Gill's Exposition of the Entire Bible
Frowardness is in his heart,.... Or perverse things; evil habits and principles of sin; all manner of wickedness, errors and heresies; things contrary to right reason, repugnant to the will and law of God, and the reverse of sound doctrine; all evil thoughts and evil things; see Matthew 15:19;
he deviseth mischief continually; against his neighbours, and especially against good men; he is continually planning schemes, contriving methods, ways, and means, how to disturb, distress, and ruin men; being a true child of Belial, or of the devil, his heart is the forge where he is continually framing wickedness in one shape or another; and the ground which he is always ploughing up and labouring at to bring forth sin and wickedness, and with which it is fruitful;
he soweth discord; or "strifes" (z): the Syriac version adds, "between two"; which Jarchi interprets between a man and his Maker; rather between a man and his neighbour; between one friend and another; between husband and wife, parents and children, brethren and brethren, magistrates and subjects; between kings and princes of the earth in which sort of work the man of sin, antichrist, has been very busy. The Targum is, "he casteth out strifes", as firebrands among men. The words in the Hebrew text are, "he sendeth out discord", or "strife" (a); these are the messengers sent out by him to make mischief.

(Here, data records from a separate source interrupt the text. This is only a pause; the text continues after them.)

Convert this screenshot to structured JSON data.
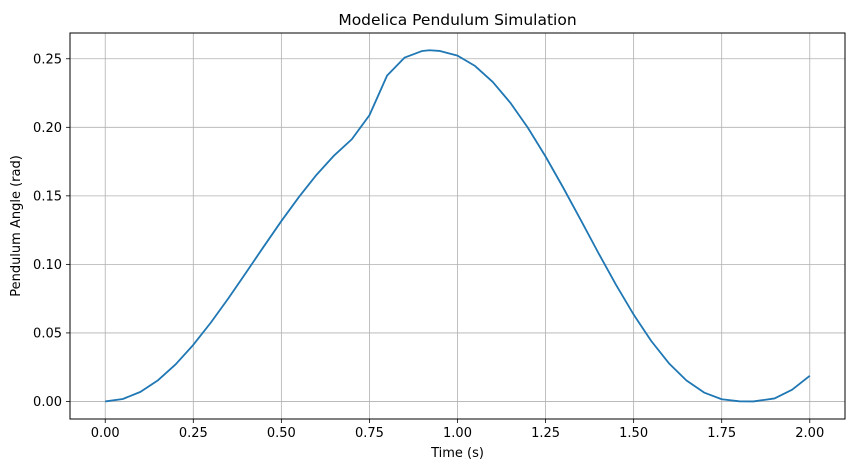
{
  "chart_data": {
    "type": "line",
    "title": "Modelica Pendulum Simulation",
    "xlabel": "Time (s)",
    "ylabel": "Pendulum Angle (rad)",
    "xlim": [
      -0.1,
      2.1
    ],
    "ylim": [
      -0.0128,
      0.2688
    ],
    "xticks": [
      "0.00",
      "0.25",
      "0.50",
      "0.75",
      "1.00",
      "1.25",
      "1.50",
      "1.75",
      "2.00"
    ],
    "yticks": [
      "0.00",
      "0.05",
      "0.10",
      "0.15",
      "0.20",
      "0.25"
    ],
    "grid": true,
    "legend": "none",
    "series": [
      {
        "color": "#1f77b4",
        "x": [
          0.0,
          0.05,
          0.1,
          0.15,
          0.2,
          0.25,
          0.3,
          0.35,
          0.4,
          0.45,
          0.5,
          0.55,
          0.6,
          0.65,
          0.7,
          0.75,
          0.8,
          0.85,
          0.9,
          0.92,
          0.95,
          1.0,
          1.05,
          1.1,
          1.15,
          1.2,
          1.25,
          1.3,
          1.35,
          1.4,
          1.45,
          1.5,
          1.55,
          1.6,
          1.65,
          1.7,
          1.75,
          1.8,
          1.84,
          1.9,
          1.95,
          2.0
        ],
        "y": [
          0.0,
          0.0018,
          0.007,
          0.0155,
          0.0271,
          0.0413,
          0.0576,
          0.0754,
          0.0941,
          0.113,
          0.1316,
          0.1492,
          0.1654,
          0.1795,
          0.1913,
          0.2088,
          0.2377,
          0.2509,
          0.2557,
          0.2562,
          0.2557,
          0.2523,
          0.2447,
          0.2331,
          0.2179,
          0.1996,
          0.1787,
          0.156,
          0.1323,
          0.1083,
          0.0851,
          0.0634,
          0.0441,
          0.0279,
          0.0153,
          0.0065,
          0.0016,
          0.0001,
          0.0,
          0.0022,
          0.0086,
          0.0187
        ]
      }
    ]
  }
}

(z) "contentiones", Pagninus, Montanus, Junius & Tremellius, Piscator, Mercerus, Gejerus; "jurgia", V. L. "lites", Baynus, Cocceius; "litigia", Schultens. (a) "mittet", Pagninus, Montanus; "immittit", Junius & Tremellius, Piscator, Mercerus, Gejerus, Schultens, Michaelis.
Jamieson-Fausset-Brown Bible Commentary
14. Frowardness—as in Pr 2:14.
deviseth—literally, "constructs, as an artisan."
mischief—evil to others.
discord—especially litigation. Cunning is the talent of the weak and lazy.